# Another experiment with texturing



## CalumetWoodworks (Dec 1, 2017)

I'm a genie in a bottle baby......ok that was stuck in my head the entire time I was making this. Another experiment, this time I was going for a hammered metal look. Not sure if I should make a lid or some kind of fancy top or leave it as more of a flower vase thing. Thoughts?

Reactions: Like 4 | Way Cool 8 | Creative 1


----------



## Nature Man (Dec 1, 2017)

Definitely has a metallic look to it -- how did you do that? Chuck

Reactions: Thank You! 1


----------



## CalumetWoodworks (Dec 1, 2017)

@Nature Man I used a hammer with a rounded end instead of claws. I then used Ruby Rub N Buff.
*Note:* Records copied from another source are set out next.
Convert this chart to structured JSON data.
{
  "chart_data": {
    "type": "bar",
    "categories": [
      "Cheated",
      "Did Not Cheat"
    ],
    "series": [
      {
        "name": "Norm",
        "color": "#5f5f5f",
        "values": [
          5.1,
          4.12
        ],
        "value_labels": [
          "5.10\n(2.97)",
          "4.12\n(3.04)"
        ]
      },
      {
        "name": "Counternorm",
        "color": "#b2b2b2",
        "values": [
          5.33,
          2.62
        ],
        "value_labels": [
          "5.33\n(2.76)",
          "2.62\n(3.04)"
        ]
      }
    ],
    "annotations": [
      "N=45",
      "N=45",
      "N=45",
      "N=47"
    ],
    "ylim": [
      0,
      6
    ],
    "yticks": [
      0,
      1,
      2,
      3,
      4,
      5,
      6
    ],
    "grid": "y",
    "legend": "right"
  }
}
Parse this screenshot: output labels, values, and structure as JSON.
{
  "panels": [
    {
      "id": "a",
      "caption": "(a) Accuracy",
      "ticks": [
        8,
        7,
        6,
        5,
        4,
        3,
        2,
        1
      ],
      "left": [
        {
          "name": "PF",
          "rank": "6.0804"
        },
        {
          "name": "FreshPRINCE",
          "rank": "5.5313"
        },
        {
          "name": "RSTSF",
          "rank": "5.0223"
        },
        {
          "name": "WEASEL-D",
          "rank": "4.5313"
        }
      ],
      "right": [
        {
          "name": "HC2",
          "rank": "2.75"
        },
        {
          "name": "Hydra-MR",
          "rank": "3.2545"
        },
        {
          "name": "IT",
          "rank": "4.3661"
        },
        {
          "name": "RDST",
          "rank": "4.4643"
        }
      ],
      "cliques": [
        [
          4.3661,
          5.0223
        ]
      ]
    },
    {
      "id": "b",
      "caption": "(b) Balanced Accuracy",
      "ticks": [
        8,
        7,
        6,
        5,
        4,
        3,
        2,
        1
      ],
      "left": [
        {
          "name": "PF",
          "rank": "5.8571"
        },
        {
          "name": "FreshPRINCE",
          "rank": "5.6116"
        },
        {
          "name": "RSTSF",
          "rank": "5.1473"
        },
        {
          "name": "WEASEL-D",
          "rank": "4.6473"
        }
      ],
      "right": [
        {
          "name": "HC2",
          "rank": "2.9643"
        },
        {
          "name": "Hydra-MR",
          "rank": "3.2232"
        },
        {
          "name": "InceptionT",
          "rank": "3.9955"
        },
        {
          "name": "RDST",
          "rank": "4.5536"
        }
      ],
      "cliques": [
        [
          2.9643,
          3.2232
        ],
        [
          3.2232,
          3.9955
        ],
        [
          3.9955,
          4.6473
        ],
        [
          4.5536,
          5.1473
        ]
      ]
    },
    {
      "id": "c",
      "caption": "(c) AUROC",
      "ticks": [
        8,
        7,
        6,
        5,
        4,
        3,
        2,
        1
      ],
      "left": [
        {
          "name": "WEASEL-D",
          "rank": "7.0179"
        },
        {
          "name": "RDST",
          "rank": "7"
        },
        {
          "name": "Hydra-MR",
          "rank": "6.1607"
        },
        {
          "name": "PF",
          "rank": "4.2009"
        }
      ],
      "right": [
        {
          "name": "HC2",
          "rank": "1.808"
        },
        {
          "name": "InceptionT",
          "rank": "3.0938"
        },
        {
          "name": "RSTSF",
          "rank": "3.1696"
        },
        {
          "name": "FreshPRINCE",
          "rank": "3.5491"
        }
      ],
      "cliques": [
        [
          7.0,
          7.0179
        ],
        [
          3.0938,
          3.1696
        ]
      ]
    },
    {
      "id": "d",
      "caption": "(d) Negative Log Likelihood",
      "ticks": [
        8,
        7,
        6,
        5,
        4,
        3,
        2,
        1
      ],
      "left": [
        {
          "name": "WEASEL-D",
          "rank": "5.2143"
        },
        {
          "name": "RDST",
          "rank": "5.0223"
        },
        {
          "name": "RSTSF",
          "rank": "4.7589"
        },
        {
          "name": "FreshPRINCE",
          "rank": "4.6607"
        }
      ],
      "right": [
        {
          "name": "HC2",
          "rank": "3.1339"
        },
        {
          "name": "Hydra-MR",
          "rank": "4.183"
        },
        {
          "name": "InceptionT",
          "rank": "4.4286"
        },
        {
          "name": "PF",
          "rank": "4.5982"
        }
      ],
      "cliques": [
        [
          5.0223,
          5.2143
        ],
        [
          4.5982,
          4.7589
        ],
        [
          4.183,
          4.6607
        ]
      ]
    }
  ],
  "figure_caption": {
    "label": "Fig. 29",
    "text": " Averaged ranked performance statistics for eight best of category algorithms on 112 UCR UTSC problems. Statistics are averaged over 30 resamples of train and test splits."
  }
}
Then I went over that lightly with silver Rub N Buff.

Reactions: Thank You! 1


----------



## Smitty (Dec 1, 2017)

Keith, you certainly achieved the look you were going for. Really like it. By the way, is that a Nova Comet II lathe you use?


----------



## Nubsnstubs (Dec 2, 2017)

Good idea, and good looking piece. Is it hollowed yet? Looks like your aim is about as good as mine in that last picture with the hammer mark crossing the line. In order to keep the Genie in the bottle look, it needs a lid....... Jerry (in Tucson)


----------



## CalumetWoodworks (Dec 2, 2017)

@Smitty it is, Family got it for me last Christmas, LOVE it.

@Nubsnstubs I cheated and used a forstner bit to hollow it. I think I will make a top.

Reactions: Thank You! 1


----------



## barry richardson (Dec 2, 2017)

Nice effect!

Reactions: Thank You! 1 | Agree 1


----------



## gman2431 (Dec 3, 2017)

Very creative! Looks cool!

Reactions: Thank You! 1


----------



## cabomhn (Dec 3, 2017)

Really neat! I can see that getting adapted for a variety of finishes.

Reactions: Thank You! 1


----------



## jasonb (Dec 3, 2017)

Very cool, I am a fan!

Reactions: Thank You! 1


----------



## TimR (Dec 3, 2017)

I like it!

Reactions: Thank You! 1


----------